Kawasaki EC-2, l'aereo per la guerra elettronica

Alessandro Vai
Pubblicato il 26 marzo 2026, 10:35
Che Kawasaki non si occupi solo di moto lo sappiamo già, visto che poco tempo fa vi abbiamo raccontato di Corleo, il robot-leone che diventerà realtà entro il 2035, per trasportare uno o due passeggeri nei terreni più estremi. Ma il business di Kawasaki Heavy Industries è attivo anche in tante altre aree: aerei, trattori, treni, industria aerospaziale e robotica, navi, impianti energetici e attrezzature industriali, sistemi di riciclaggio e infrastrutture. Naturalmente, Kawasaki è da sempre un attore di primo piano nell'industria aeronautica giapponese e il nuovo EC-2 è lì a confermarlo.
KAWASAKI EC-2, IL GIGANTE DEI CIELI
Il Kawasaki EC-2 è il nuovo aereo giapponese per la guerra elettronica, le cui prime immagini sono state diffuse dalle Forze di Autodifesa Aerea Giapponesi (JASDF). La caratteristica più evidente è la voluminosa sezione anteriore, completata da sovrastrutture sulla fusoliera e carenature posteriori. Dietro questo design si cela la tecnologia: l'EC-2 sostituisce il vecchio EC-1 che, dopo quarant'anni di servizio, è stato dismesso nel 2025, lasciando un vuoto nelle capacità di guerra elettronica del Giappone che ora è stato colmato.
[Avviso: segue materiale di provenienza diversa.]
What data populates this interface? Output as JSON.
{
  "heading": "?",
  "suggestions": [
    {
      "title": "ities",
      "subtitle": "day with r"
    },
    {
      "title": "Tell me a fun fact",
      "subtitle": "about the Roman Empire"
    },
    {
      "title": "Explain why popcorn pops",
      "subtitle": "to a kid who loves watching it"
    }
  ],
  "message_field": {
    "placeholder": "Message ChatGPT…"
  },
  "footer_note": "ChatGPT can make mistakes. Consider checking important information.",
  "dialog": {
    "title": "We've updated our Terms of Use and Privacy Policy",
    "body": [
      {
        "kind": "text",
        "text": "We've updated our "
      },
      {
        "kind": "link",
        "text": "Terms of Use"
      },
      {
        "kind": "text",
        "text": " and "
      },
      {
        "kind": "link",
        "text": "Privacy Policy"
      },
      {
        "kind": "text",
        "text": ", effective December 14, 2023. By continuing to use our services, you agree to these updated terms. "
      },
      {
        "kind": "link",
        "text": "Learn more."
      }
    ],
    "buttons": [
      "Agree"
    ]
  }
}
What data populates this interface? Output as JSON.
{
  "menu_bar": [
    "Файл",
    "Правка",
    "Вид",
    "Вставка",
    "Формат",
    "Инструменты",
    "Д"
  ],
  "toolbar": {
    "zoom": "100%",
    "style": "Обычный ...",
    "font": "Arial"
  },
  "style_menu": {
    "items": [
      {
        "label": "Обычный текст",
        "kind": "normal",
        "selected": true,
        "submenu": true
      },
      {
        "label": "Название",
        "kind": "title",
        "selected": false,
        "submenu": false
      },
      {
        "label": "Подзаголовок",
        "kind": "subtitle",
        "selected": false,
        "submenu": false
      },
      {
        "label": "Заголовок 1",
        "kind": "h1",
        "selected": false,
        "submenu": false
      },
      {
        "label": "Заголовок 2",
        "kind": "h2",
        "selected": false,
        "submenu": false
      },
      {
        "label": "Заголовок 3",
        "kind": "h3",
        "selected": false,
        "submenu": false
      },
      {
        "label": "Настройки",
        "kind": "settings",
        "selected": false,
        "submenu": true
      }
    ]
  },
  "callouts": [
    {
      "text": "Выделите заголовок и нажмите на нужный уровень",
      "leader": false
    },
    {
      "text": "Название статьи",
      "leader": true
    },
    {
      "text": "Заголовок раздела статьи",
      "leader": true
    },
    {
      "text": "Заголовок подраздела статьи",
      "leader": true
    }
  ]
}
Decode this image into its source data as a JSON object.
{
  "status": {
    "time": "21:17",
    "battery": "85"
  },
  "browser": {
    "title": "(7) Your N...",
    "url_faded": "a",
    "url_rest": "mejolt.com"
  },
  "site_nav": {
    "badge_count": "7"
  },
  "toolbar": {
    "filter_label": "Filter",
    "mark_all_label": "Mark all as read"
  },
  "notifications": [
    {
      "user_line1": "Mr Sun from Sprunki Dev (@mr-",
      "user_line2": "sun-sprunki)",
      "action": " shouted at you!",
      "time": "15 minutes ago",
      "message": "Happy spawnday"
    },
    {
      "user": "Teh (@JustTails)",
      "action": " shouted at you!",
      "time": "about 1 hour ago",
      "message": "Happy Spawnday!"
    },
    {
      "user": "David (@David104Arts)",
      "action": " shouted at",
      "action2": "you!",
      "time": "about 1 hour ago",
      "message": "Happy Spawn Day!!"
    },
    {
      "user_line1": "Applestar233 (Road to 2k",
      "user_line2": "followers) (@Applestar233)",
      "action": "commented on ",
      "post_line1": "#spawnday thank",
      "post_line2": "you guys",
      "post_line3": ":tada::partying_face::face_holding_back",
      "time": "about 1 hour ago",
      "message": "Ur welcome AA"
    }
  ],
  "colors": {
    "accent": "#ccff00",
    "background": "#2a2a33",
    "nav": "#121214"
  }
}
NE VERRANNO COSTRUITI QUATTRO
Il velivolo si trova nella base aerea di Gifu e la matricola 68-1203 sulla coda indica che la cellula non è nuova: ha nove anni e in precedenza ha prestato servizio come C-2 in ruoli di trasporto. È prevista la produzione di un massimo di quattro velivoli EC-2, ma il numero esatto non è ancora stato confermato, perché l'agenzia di approvvigionamento ATLA sta valutando le necessità. Il programma prevede i test quest'anno e l'entrata in servizio entro la metà del 2027, nella base di Iruma, una città giapponese nella prefettura di Saitama a circa 40 km da Tokyo.

I SISTEMI DI DISTURBO
La tecnologia celata all'interno della carenatura rimane naturalmente segreta. Presumibilmente, l'ampio muso offre spazio per le antenne del sistema di disturbo J/ALQ-5 di Toshiba, che disturba le stazioni radar nemiche. Altre sporgenze potrebbero contenere componenti per il disturbo del segnale e per comunicazioni satellitari sicure. Diversi sensori ottici sulla fusoliera potrebbero appartenere a un sistema di autodifesa e di allarme missilistico, ma anche in questo caso mancano informazioni confermate, come spiega il sito specializzato tedesco flugrevue.de.